Vous avez ensuite étudié les relations avec les partenaires extérieurs. Quels sont les principaux enseignements de cet axe de travail ?

En travaillant sur les partenaires extérieurs, nous avons pu montrer aux industriels l’importance de l’alignement des objectifs. Les acteurs s’engagent-ils dans un projet pour accroître leurs profits, cherchent-ils un bénéfice social, etc. ? Il faut s’assurer que tous les partenaires ont le même but. De leur propre aveu, les entreprises ont tendance à se lancer dans un projet, à aller vers un prototype, avant de prendre le temps d’analyser ces facteurs. Or, nous avons établi que les conditions favorables à l’émergence d’un écosystème d’innovation sont l’alignement des objectifs, le partage équitable des ressources et des compétences (les entreprises tirent un bénéfice proportionnel à leur implication dans le projet) et la structure de la gouvernance.

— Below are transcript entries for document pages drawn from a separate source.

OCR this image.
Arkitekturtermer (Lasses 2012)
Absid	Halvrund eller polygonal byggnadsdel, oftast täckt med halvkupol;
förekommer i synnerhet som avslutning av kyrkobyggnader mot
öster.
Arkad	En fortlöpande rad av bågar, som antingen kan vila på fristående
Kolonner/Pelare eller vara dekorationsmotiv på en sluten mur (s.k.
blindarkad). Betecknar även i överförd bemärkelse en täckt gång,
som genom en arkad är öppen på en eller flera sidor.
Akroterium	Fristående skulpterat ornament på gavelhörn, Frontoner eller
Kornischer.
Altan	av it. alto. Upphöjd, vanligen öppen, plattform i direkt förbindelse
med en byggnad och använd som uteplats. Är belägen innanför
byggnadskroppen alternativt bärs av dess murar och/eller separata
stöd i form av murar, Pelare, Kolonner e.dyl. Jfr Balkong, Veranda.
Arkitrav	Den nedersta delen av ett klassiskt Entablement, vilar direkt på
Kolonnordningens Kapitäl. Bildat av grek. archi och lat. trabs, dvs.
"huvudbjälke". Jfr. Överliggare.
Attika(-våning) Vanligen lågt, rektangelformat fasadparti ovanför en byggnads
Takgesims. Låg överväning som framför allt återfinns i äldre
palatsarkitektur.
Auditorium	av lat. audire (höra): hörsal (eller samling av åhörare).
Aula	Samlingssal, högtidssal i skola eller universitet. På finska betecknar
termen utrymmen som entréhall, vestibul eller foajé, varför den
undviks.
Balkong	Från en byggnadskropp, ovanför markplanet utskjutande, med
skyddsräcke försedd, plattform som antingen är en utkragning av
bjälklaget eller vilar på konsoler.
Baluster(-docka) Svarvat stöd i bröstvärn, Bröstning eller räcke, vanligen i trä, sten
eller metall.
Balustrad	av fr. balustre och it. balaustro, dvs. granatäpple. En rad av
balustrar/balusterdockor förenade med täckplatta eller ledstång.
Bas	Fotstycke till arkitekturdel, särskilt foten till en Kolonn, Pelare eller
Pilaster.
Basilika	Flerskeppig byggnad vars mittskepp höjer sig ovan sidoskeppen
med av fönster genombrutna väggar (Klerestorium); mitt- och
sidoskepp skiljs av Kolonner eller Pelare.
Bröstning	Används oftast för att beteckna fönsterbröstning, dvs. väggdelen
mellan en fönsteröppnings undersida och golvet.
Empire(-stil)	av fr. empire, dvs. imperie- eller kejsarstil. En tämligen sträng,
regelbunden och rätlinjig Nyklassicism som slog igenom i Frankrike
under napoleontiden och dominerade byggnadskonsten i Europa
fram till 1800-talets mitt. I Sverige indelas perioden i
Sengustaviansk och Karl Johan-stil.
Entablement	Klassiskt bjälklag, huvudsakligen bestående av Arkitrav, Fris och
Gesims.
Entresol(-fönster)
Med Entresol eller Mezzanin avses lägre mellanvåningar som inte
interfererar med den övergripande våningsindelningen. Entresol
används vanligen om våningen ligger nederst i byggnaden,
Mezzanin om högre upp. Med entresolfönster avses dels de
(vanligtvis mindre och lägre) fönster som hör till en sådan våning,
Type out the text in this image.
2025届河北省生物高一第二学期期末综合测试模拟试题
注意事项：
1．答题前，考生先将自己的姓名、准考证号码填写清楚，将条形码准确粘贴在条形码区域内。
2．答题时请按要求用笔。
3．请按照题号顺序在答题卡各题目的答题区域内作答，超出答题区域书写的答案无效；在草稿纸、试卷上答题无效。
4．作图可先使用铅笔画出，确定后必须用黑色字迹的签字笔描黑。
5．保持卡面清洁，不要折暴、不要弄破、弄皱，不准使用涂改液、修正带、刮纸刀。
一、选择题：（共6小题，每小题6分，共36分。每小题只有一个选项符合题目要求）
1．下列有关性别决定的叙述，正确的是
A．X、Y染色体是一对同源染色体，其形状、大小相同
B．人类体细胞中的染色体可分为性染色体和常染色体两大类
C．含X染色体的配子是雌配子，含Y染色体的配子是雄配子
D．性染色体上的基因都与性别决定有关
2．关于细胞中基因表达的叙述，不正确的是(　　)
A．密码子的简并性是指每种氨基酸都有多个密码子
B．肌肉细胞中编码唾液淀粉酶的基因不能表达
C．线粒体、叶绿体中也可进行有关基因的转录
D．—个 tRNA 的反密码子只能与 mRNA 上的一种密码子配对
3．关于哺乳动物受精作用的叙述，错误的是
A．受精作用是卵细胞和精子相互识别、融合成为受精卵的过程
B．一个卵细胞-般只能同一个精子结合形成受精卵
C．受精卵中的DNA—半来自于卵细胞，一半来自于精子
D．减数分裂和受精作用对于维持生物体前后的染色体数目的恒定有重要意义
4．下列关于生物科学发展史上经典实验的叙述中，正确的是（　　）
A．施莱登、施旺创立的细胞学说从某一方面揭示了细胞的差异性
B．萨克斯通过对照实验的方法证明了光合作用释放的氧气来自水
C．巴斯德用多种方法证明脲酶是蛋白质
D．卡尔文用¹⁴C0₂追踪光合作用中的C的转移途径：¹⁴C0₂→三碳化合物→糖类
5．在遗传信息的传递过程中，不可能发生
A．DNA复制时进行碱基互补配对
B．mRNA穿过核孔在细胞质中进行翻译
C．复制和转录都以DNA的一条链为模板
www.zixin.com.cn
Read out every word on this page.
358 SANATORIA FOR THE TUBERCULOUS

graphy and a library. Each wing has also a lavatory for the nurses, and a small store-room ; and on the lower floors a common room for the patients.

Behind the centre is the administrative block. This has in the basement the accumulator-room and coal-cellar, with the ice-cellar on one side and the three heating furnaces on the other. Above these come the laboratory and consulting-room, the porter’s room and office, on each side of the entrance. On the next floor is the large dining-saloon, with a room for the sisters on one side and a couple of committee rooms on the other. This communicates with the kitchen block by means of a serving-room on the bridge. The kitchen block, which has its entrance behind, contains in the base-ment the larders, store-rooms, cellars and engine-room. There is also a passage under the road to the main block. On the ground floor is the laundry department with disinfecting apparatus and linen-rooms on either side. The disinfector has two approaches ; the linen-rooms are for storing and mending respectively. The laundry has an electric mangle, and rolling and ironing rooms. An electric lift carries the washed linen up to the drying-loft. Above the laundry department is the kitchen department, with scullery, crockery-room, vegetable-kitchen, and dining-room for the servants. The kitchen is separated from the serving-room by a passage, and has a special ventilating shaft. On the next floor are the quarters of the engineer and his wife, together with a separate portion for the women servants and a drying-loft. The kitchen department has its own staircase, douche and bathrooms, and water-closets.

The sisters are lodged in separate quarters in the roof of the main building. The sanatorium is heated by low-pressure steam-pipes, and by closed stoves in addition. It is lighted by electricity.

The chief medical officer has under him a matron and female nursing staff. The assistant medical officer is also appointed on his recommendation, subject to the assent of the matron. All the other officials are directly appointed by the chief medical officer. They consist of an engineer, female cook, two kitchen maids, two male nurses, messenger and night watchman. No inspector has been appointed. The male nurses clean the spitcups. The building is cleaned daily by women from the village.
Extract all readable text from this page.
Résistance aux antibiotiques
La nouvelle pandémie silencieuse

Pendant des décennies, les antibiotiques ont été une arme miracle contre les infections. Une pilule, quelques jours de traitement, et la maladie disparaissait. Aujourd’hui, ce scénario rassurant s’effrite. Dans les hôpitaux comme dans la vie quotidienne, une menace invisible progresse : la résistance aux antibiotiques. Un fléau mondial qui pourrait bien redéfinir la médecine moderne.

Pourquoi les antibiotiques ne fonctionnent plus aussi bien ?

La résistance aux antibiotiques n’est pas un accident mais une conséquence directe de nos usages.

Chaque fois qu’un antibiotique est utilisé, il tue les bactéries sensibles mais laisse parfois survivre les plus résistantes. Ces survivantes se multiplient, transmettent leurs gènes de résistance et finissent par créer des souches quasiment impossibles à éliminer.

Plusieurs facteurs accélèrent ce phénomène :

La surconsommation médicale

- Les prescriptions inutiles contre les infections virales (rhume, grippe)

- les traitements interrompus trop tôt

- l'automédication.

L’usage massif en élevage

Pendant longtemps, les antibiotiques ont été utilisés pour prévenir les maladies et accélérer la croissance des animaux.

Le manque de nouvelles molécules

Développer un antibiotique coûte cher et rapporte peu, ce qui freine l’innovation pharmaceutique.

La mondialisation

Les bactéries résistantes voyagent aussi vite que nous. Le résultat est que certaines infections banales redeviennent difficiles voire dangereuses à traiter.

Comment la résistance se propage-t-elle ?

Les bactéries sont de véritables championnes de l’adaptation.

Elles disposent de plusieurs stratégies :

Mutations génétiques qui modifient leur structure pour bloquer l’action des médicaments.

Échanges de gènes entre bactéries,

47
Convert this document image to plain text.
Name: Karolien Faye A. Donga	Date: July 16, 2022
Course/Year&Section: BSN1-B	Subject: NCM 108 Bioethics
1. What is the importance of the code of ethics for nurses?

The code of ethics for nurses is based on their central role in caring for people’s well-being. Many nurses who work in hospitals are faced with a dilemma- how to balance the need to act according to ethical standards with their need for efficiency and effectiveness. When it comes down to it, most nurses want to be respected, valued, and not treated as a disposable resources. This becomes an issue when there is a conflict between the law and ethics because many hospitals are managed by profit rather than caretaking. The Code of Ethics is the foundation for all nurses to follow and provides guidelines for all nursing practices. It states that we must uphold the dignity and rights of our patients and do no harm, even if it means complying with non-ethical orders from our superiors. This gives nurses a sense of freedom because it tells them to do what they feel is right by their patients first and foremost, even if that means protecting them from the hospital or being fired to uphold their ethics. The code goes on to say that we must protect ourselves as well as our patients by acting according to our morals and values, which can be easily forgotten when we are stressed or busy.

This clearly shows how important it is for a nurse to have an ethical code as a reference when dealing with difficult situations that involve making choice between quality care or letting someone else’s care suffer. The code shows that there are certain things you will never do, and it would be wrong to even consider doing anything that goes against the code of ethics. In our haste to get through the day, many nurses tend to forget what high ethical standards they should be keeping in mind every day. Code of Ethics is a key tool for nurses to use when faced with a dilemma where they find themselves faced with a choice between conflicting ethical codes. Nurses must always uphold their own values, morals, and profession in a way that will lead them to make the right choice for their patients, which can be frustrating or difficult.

Vous vous êtes aussi intéressés à la façon dont la performance de l’innovation ouverte est perçue en interne. L’image qu’en ont les salariés diffère-t-elle en fonction des structures ?

Non. Globalement, tous perçoivent bien le levier économique (renouvellement des produits et services, satisfaction des clients), ainsi que l’impact social (amélioration des conditions de travail par exemple). Par contre, les collaborateurs perçoivent mal l’impact environnemental de l’innovation. Les entreprises ont constaté la nécessité de communiquer en interne, car, globalement, le manque de perception de l’impact de l’innovation ouverte peut conduire à un désengagement de la part des salariés.

Vous avez développé plusieurs outils à destination des entreprises, permettant de mieux analyser la façon dont elles appréhendent l’innovation ouverte. Sont-ils accessibles à d’autres entreprises ?

Nous avons en effet développé trois outils : le premier permet de réaliser un diagnostic de la maturité en matière d’innovation ouverte. Le deuxième permet d’évaluer l’alignement des objectifs entre une société et ses partenaires. Le troisième est utilisé pour mesurer la perception des résultats de l’innovation ouverte en interne. Nous réfléchissons aujourd’hui à collaborer avec un cabinet de consulting de manière à standardiser ces outils, via une plateforme numérique. Cela nous permettrait de les diffuser plus largement.